Bishop warns hospital site puts children’s lives at risk Bishop Phonsie Cullinan.

Seriously ill children from rural Ireland could die en route to the proposed new national children’s hospital in the heavily-congested city centre of Dublin, a bishop has warned.

Bishop Phonsie Cullinan, the Bishop of Waterford and Lismore, is backing a grassroots campaign to urge the Government to move away from the current proposed site at St James’ Hospital to a greenfield site closer to the M50 motorway in Blanchardstown. The campaign is being backed by influential supporters such as Fionnbar Walsh whose inspirational son Donal lost his battle with cancer in 2013.

Dr Cullinan – a former hospital chaplain – is rallying support from fellow bishops outside Dublin warning that the prospect of ambulances navigating Dublin traffic will put the lives of seriously sick children in “jeopardy”.

Bishop Cullinan, who has been meeting with doctors and concerned parents, has said that 90% of sick children going to the three existing children’s hospitals come from outside the M50 and that the proposed city centre site “will seriously disadvantage very ill rural children”, because of the “poor location of the hospital services they need”.

“This is a golden opportunity to get this right,” he told The Irish Catholic. “We are now faced with the real likelihood of seriously ill infants dying in ambulances because they did not survive the journey through busy Dublin streets,” he said.

Bishop Fintan Monahan of the Diocese of Killaloe in the west, agreed that “if it was a more convenient location for rural access that would be more desirable”.
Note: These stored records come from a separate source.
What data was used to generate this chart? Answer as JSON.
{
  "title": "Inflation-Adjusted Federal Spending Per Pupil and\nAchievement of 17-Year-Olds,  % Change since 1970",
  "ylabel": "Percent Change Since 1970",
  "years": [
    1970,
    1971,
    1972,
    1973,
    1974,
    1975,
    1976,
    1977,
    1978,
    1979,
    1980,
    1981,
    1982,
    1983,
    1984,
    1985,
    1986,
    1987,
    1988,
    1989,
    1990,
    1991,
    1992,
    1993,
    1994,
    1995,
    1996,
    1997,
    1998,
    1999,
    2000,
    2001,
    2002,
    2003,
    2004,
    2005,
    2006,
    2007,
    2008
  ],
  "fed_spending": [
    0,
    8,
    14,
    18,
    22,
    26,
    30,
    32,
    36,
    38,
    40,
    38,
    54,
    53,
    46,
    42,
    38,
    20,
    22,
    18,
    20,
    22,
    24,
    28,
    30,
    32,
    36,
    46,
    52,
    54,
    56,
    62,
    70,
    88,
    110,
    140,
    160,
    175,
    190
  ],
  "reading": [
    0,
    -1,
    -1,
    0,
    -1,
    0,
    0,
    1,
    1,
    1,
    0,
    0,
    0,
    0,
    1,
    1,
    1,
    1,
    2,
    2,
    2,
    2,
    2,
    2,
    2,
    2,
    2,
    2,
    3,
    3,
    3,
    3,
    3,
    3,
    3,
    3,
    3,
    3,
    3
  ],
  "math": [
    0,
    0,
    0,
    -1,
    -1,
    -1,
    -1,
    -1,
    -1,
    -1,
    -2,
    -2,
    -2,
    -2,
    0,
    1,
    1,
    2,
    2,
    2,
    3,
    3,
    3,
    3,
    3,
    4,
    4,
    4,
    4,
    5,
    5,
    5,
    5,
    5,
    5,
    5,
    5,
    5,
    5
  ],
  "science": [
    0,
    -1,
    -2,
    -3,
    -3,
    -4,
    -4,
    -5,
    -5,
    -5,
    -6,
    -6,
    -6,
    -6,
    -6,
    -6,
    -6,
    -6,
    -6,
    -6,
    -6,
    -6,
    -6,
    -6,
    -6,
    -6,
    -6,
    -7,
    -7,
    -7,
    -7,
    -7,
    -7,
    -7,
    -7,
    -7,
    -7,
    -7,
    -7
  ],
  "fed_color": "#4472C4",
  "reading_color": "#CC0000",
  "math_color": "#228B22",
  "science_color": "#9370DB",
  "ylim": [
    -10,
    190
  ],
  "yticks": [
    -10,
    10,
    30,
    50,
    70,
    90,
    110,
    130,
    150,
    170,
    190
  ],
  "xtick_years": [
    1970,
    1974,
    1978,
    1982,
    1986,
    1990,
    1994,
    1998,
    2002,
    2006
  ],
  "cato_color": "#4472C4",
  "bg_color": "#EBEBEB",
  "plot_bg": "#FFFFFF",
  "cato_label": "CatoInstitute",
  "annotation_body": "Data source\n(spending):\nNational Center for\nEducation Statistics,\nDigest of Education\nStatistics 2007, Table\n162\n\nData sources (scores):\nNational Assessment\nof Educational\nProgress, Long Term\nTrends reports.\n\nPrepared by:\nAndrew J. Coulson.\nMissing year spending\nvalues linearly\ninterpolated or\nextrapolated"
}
Bishop Cullinan is supporting the ‘Connolly for Kids Hospital’ initiative, which is campaigning for the new hospital to be located at Blanchardstown, just off the M50 convenient to all national routes to the capital.

He said a greenfield site such as at Connolly would have “ample space” for accessibility and parking, and the collocation of maternal and children’s acute services would be “vital”. “95% of transfers from maternity units are sick children,” he said. “They often need urgent care and common sense alone indicates that transfer down a corridor to a special children’s unit is immeasurably better than transfer by ambulance though traffic.

“Currently there is no maternity unit in St James’ and plans indicate a maternal unit in 15 years’ time!”

The bishop urged people to get involved in the campaign saying as “Christians we should be fighting the case for seriously sick children from rural Ireland whose lives will be put in jeopardy by the poor location of the hospital services they need”.